Agama dan politik tidak bisa dipisahkan, karena politik harus dilandasi nilai-nilai Ketuhanan dan etika serta adab yang hanya didapat dari agama. Yang tidak boleh adalah memperalat agama untuk tujuan politis, memperalat agama untuk meraih kekuasaan seperti yang dulu pernah dilakukan oleh Jokowi saat Pilpres, umroh dan pakai sorban, itu memperalat agama untuk tujuan politik, itu yang tidak boleh.

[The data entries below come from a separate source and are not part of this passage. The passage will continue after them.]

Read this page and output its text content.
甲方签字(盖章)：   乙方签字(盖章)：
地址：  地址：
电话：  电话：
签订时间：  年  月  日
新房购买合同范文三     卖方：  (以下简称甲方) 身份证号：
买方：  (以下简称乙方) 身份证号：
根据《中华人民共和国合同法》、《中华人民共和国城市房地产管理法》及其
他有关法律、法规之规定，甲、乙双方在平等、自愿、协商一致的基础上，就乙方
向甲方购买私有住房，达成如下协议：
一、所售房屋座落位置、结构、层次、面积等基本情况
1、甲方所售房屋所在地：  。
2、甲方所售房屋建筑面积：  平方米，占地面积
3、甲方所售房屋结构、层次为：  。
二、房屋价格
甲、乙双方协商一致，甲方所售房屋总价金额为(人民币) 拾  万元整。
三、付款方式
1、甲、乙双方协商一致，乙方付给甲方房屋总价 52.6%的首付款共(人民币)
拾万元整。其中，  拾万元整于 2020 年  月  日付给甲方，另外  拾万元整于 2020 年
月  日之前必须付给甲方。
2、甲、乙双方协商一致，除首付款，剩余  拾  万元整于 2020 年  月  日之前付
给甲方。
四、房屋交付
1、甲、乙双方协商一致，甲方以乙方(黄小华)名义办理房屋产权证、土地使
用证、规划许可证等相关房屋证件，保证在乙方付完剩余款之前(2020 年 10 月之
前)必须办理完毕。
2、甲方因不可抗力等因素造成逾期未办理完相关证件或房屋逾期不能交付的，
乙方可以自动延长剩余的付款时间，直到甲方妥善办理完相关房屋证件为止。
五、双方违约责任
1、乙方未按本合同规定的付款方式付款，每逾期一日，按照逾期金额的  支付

Menjadikan agama menjadi isu politik adalah salah, tapi agama dalam politik itu wajib supaya politik menjadi berlandaskan Ketuhanan, beradab dan beretika. Memperalat politik untuk menjauhkan agama dari kehidupan manusia juga tidak boleh, karena politik harus berlandaskan nilai-nilai luhur agama. Itulah yang seharusnya disampaikan Presiden, bukan memisahkan politik dengan agama, karena itu aliran Komunis yang kental.
Menuntut untuk menghukum penista agama itu adalah sah dilakukan, dan itu bukan mempolitisasi agama hanya karena waktunya bersamaan dengan pilkada. Maka itu untuk semua pasangan calon Pilkada khususnya Jakarta, berhentilah menggunakan isu agama sebagai bahan kampanye, pisahkan pilkada dengan pemegakan hukum, biarkan rakyat memilih sesuai nilai-nilai Ketuhanan yang didapatnya dari agama yang diyakininya dan tidak boleh dipolitisasi.

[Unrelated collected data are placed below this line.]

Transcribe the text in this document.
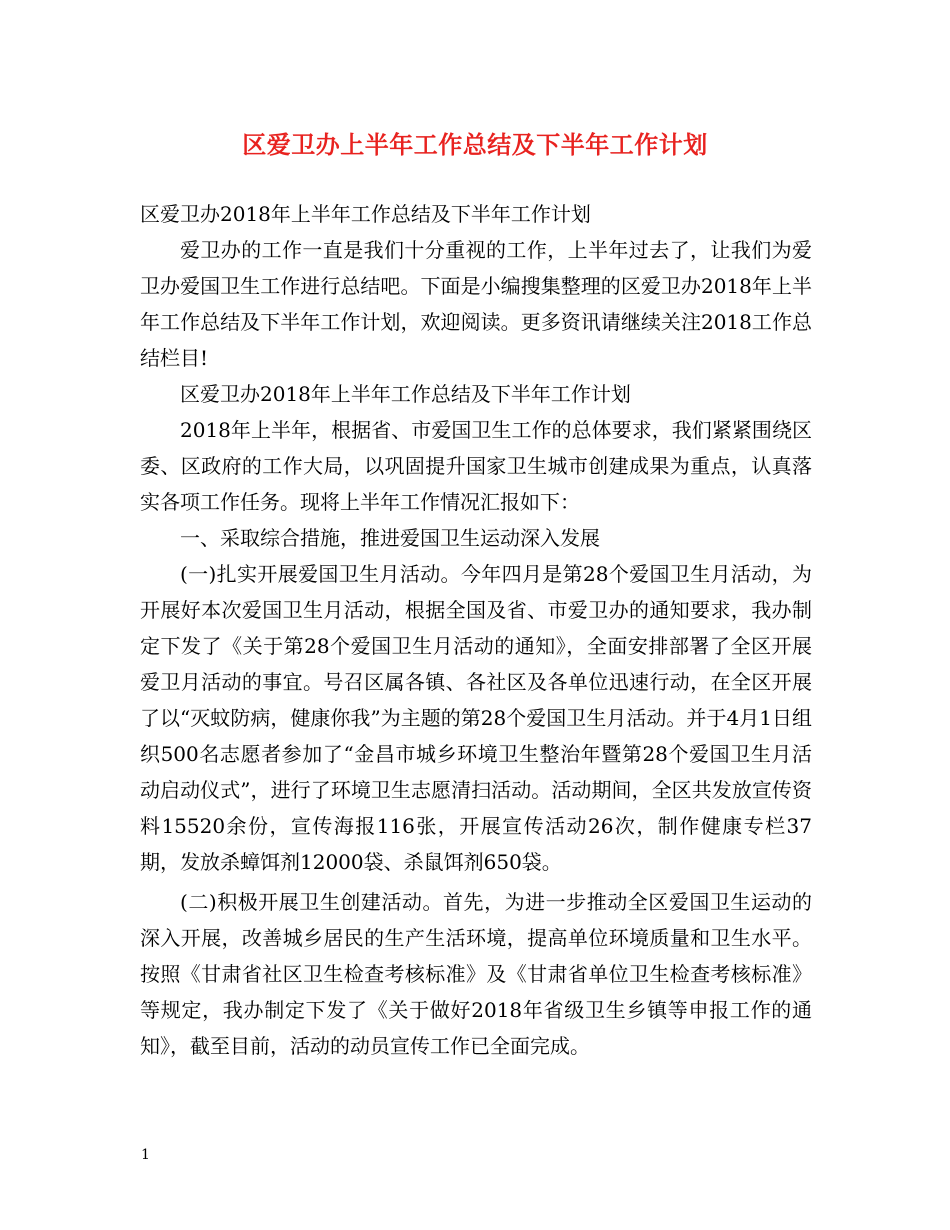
区爱卫办上半年工作总结及下半年工作计划

区爱卫办2018年上半年工作总结及下半年工作计划

爱卫办的工作一直是我们十分重视的工作，上半年过去了，让我们为爱卫办爱国卫生工作进行总结吧。下面是小编搜集整理的区爱卫办2018年上半年工作总结及下半年工作计划，欢迎阅读。更多资讯请继续关注2018工作总结栏目!

区爱卫办2018年上半年工作总结及下半年工作计划

2018年上半年，根据省、市爱国卫生工作的总体要求，我们紧紧围绕区委、区政府的工作大局，以巩固提升国家卫生城市创建成果为重点，认真落实各项工作任务。现将上半年工作情况汇报如下：

一、采取综合措施，推进爱国卫生运动深入发展

(一)扎实开展爱国卫生月活动。今年四月是第28个爱国卫生月活动，为开展好本次爱国卫生月活动，根据全国及省、市爱卫办的通知要求，我办制定下发了《关于第28个爱国卫生月活动的通知》，全面安排部署了全区开展爱卫月活动的事宜。号召区属各镇、各社区及各单位迅速行动，在全区开展了以“灭蚊防病，健康你我”为主题的第28个爱国卫生月活动。并于4月1日组织500名志愿者参加了“金昌市城乡环境卫生整治年暨第28个爱国卫生月活动启动仪式”，进行了环境卫生志愿清扫活动。活动期间，全区共发放宣传资料15520余份，宣传海报116张，开展宣传活动26次，制作健康专栏37期，发放杀蟑饵剂12000袋、杀鼠饵剂650袋。

(二)积极开展卫生创建活动。首先，为进一步推动全区爱国卫生运动的深入开展，改善城乡居民的生产生活环境，提高单位环境质量和卫生水平。按照《甘肃省社区卫生检查考核标准》及《甘肃省单位卫生检查考核标准》等规定，我办制定下发了《关于做好2018年省级卫生乡镇等申报工作的通知》，截至目前，活动的动员宣传工作已全面完成。

1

Semoga Presiden Jokowi segera menyadari, bahwa Presiden tidak boleh salah, harus paham sejarah. Secara pribadi Jokowi boleh salah, tapi sebagai Presiden tidak boleh salah. Jika masih ingin terus salah, silakan jangan jadi Presiden, karena bangsa dengan 250 juta lebih penduduknya ini yang menjadi taruhan atas sebuah kesalah bertindak dan berbicara oleh Presiden.[mol/MMC]
Ferdinand Hutahaean
Aktivis Rumah Amanah Rakyat Bela Tanah Air
Direktur Eksekutif Energy Watch Indonesia (EWI)
Sumber : Harian Publik - Direktur Eksekutif EWI : Memisahkan Agama dengan Politik Jelas Pemikiran Komunis!